The two agreed to coordinate a new date for Cameron's visit to Israel, which was due to take place next week but has been postponed because of the aforesaid storms.
Meanwhile, AFP reported that flood-hit Britain suffered a fresh battering Wednesday from storms and high winds that caused power outages to nearly 150,000 homes.
Gusts approaching 100 miles per hour tore at parts of England and Wales, and the River Thames was predicted to rise to its highest level in more than 60 years in places, threatening towns and villages to the west of London, the report said.
One man died after being electrocuted while attempting to move a fallen tree that had brought down power lines in Wiltshire, southwest England, and 147,000 homes, mostly in Wales, were left without power after high winds brought down power cables.

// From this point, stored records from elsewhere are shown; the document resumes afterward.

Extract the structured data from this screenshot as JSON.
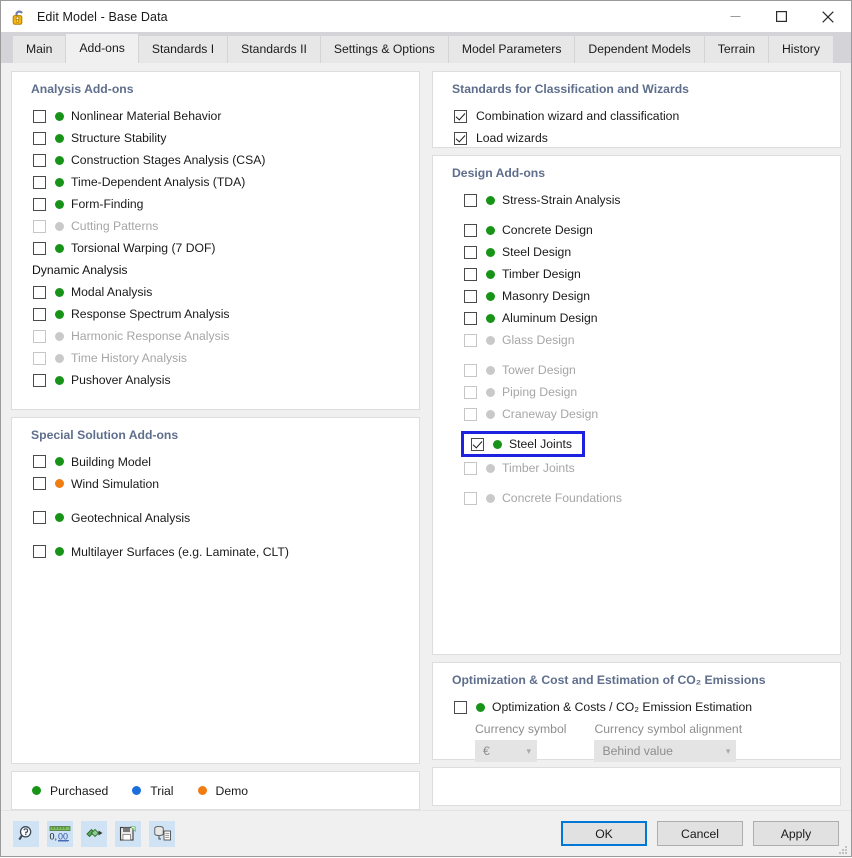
{
  "window": {
    "title": "Edit Model - Base Data",
    "app_icon": "lock-icon",
    "minimize": "—",
    "maximize": "☐",
    "close": "✕"
  },
  "tabs": [
    {
      "label": "Main",
      "active": false
    },
    {
      "label": "Add-ons",
      "active": true
    },
    {
      "label": "Standards I",
      "active": false
    },
    {
      "label": "Standards II",
      "active": false
    },
    {
      "label": "Settings & Options",
      "active": false
    },
    {
      "label": "Model Parameters",
      "active": false
    },
    {
      "label": "Dependent Models",
      "active": false
    },
    {
      "label": "Terrain",
      "active": false
    },
    {
      "label": "History",
      "active": false
    }
  ],
  "left": {
    "analysis": {
      "title": "Analysis Add-ons",
      "items": [
        {
          "label": "Nonlinear Material Behavior",
          "checked": false,
          "enabled": true,
          "dot": "green"
        },
        {
          "label": "Structure Stability",
          "checked": false,
          "enabled": true,
          "dot": "green"
        },
        {
          "label": "Construction Stages Analysis (CSA)",
          "checked": false,
          "enabled": true,
          "dot": "green"
        },
        {
          "label": "Time-Dependent Analysis (TDA)",
          "checked": false,
          "enabled": true,
          "dot": "green"
        },
        {
          "label": "Form-Finding",
          "checked": false,
          "enabled": true,
          "dot": "green"
        },
        {
          "label": "Cutting Patterns",
          "checked": false,
          "enabled": false,
          "dot": "gray"
        },
        {
          "label": "Torsional Warping (7 DOF)",
          "checked": false,
          "enabled": true,
          "dot": "green"
        }
      ],
      "dynamic_title": "Dynamic Analysis",
      "dynamic_items": [
        {
          "label": "Modal Analysis",
          "checked": false,
          "enabled": true,
          "dot": "green"
        },
        {
          "label": "Response Spectrum Analysis",
          "checked": false,
          "enabled": true,
          "dot": "green"
        },
        {
          "label": "Harmonic Response Analysis",
          "checked": false,
          "enabled": false,
          "dot": "gray"
        },
        {
          "label": "Time History Analysis",
          "checked": false,
          "enabled": false,
          "dot": "gray"
        },
        {
          "label": "Pushover Analysis",
          "checked": false,
          "enabled": true,
          "dot": "green"
        }
      ]
    },
    "special": {
      "title": "Special Solution Add-ons",
      "items": [
        {
          "label": "Building Model",
          "checked": false,
          "enabled": true,
          "dot": "green"
        },
        {
          "label": "Wind Simulation",
          "checked": false,
          "enabled": true,
          "dot": "orange"
        },
        {
          "label": "Geotechnical Analysis",
          "checked": false,
          "enabled": true,
          "dot": "green"
        },
        {
          "label": "Multilayer Surfaces (e.g. Laminate, CLT)",
          "checked": false,
          "enabled": true,
          "dot": "green"
        }
      ]
    },
    "legend": [
      {
        "label": "Purchased",
        "dot": "green"
      },
      {
        "label": "Trial",
        "dot": "blue"
      },
      {
        "label": "Demo",
        "dot": "orange"
      }
    ]
  },
  "right": {
    "standards": {
      "title": "Standards for Classification and Wizards",
      "items": [
        {
          "label": "Combination wizard and classification",
          "checked": true,
          "enabled": true,
          "dot": "none"
        },
        {
          "label": "Load wizards",
          "checked": true,
          "enabled": true,
          "dot": "none"
        }
      ]
    },
    "design": {
      "title": "Design Add-ons",
      "items": [
        {
          "label": "Stress-Strain Analysis",
          "checked": false,
          "enabled": true,
          "dot": "green"
        },
        {
          "label": "Concrete Design",
          "checked": false,
          "enabled": true,
          "dot": "green"
        },
        {
          "label": "Steel Design",
          "checked": false,
          "enabled": true,
          "dot": "green"
        },
        {
          "label": "Timber Design",
          "checked": false,
          "enabled": true,
          "dot": "green"
        },
        {
          "label": "Masonry Design",
          "checked": false,
          "enabled": true,
          "dot": "green"
        },
        {
          "label": "Aluminum Design",
          "checked": false,
          "enabled": true,
          "dot": "green"
        },
        {
          "label": "Glass Design",
          "checked": false,
          "enabled": false,
          "dot": "gray"
        },
        {
          "label": "Tower Design",
          "checked": false,
          "enabled": false,
          "dot": "gray"
        },
        {
          "label": "Piping Design",
          "checked": false,
          "enabled": false,
          "dot": "gray"
        },
        {
          "label": "Craneway Design",
          "checked": false,
          "enabled": false,
          "dot": "gray"
        }
      ],
      "highlighted": {
        "label": "Steel Joints",
        "checked": true,
        "enabled": true,
        "dot": "green",
        "focus_color": "#1c22e0"
      },
      "after_highlight": [
        {
          "label": "Timber Joints",
          "checked": false,
          "enabled": false,
          "dot": "gray"
        },
        {
          "label": "Concrete Foundations",
          "checked": false,
          "enabled": false,
          "dot": "gray"
        }
      ]
    },
    "optimization": {
      "title": "Optimization & Cost and Estimation of CO₂ Emissions",
      "main_item": {
        "label": "Optimization & Costs / CO₂ Emission Estimation",
        "checked": false,
        "enabled": true,
        "dot": "green"
      },
      "currency_symbol_label": "Currency symbol",
      "currency_symbol_value": "€",
      "currency_alignment_label": "Currency symbol alignment",
      "currency_alignment_value": "Behind value"
    }
  },
  "toolbar": [
    {
      "name": "help-search-icon",
      "glyph": "🔍"
    },
    {
      "name": "units-icon",
      "glyph": "0,00"
    },
    {
      "name": "import-icon",
      "glyph": "▶"
    },
    {
      "name": "save-icon",
      "glyph": "💾"
    },
    {
      "name": "database-icon",
      "glyph": "☰"
    }
  ],
  "buttons": {
    "ok": "OK",
    "cancel": "Cancel",
    "apply": "Apply"
  }
}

More than 1,100 properties along the Thames have been flooded since January 29, local authorities said.
Had Cameron’s visit materialized, it would have been his first visit to Israel since he was elected in 2010, although the Conservative leader did visit while he was in opposition.
Reports of Cameron’s visit first appeared in early January, when it was also reported that German Chancellor Angela Merkel will visit Israel as well, part of an international push for Israel to sign a peace agreement with the PA.
Merkel’s visit has since been confirmed, and her spokesman announced that it will take place February 24 and 25.